Current noise up to GHz band generated by slowly breaking silver-compound contacts with external dc magnetic field

Abstract

Since electromagnetic (EM) noise resulting from an arc discharge disturbs other electric devices, parameters on electromagnetic compatibility, as well as lifetime and reliability, are important properties for electrical contacts. To clarify the characteristics and the mechanism of the generation of the EM noise, the current noise up to GHz band frequency generated by slowly breaking contacts with external direct current (dc) magnetic field, up to 40 mT, was investigated experimentally using Ag and AgSnO 2 material. To reveal the characteristics as pure clean surface contact operation, the arc only at the operation of the first contact break was measured.

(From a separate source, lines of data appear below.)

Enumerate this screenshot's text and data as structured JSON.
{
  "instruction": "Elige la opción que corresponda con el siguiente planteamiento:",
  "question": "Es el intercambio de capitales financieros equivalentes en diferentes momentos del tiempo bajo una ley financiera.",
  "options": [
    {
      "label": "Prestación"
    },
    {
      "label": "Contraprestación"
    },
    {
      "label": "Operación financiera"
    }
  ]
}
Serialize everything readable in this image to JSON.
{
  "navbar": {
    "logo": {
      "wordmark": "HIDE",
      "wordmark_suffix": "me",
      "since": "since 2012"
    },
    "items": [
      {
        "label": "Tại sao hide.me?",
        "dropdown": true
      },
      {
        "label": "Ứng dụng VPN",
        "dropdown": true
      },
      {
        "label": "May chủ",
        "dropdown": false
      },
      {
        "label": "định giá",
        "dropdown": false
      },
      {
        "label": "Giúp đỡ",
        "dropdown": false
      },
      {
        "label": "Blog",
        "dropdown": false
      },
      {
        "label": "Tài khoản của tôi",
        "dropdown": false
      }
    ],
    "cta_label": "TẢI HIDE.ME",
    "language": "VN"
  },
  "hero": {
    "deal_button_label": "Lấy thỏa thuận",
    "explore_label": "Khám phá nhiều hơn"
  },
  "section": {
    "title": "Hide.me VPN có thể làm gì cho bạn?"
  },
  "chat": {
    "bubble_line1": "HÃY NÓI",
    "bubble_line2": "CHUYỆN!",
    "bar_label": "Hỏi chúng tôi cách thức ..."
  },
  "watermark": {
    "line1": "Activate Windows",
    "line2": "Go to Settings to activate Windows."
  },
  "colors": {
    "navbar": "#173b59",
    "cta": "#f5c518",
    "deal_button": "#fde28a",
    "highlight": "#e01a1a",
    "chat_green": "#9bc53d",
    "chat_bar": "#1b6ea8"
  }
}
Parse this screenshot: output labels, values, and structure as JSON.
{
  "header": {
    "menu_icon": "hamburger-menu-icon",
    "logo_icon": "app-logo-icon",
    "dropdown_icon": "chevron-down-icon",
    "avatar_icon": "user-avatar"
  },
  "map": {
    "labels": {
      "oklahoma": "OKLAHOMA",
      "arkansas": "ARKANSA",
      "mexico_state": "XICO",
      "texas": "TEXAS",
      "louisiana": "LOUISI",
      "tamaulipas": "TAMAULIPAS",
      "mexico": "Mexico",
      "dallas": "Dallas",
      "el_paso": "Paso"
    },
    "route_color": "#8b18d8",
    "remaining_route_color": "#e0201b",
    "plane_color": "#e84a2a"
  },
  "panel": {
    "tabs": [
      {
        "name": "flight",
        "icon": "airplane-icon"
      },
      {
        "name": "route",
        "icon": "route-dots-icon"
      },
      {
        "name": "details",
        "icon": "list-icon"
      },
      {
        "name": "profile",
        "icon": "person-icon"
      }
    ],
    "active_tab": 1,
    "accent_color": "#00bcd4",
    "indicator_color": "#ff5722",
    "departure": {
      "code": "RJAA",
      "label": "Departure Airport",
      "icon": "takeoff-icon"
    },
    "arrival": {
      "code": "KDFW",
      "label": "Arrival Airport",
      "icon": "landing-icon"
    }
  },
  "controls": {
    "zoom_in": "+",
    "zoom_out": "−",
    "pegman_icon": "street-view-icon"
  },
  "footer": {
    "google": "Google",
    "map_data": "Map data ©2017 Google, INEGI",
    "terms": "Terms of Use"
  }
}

Firstly, the effect of the external dc magnetic field on the duration and voltage fluctuation of the breaking arc of AgSnO 2 material, which has relatively longer arc duration, was quantified. The experimental results on AgSnO 2 material newly revealed that although applying external dc magnetic field is effective in reduction of duration of gaseous phase in arc discharge, higher variation of contact voltage in the gaseous phase which results in high frequency noise is caused. Secondly, the effect of the external dc magnetic field on the breaking arc of Ag was measured. It was found that larger current noise arises, when the contact voltage is rapidly varied at the arc discharge. There are two kinds of rapid changes, which cause high-frequency EMC problem, in the voltage waveform. One is at extinction of arc discharge. Other kind is short-duration arc (short-arc) before the ignition of the continuous metallic arc. Especially, we focused on the characteristics of the short-arc at the initial of the opening of the contact for clarifying the high frequency EMC problem. It was demonstrated that the spectrum of current noise in the case of B = 30 mT is smaller than that in the case of B = 0 mT. In addition, duration and fluctuation of short-arc is suppressed by the dc magnetic field. These results are basic and useful finding to know not only the noise generation in the contact-breaking phenomena but also the material dependency for EMC problems.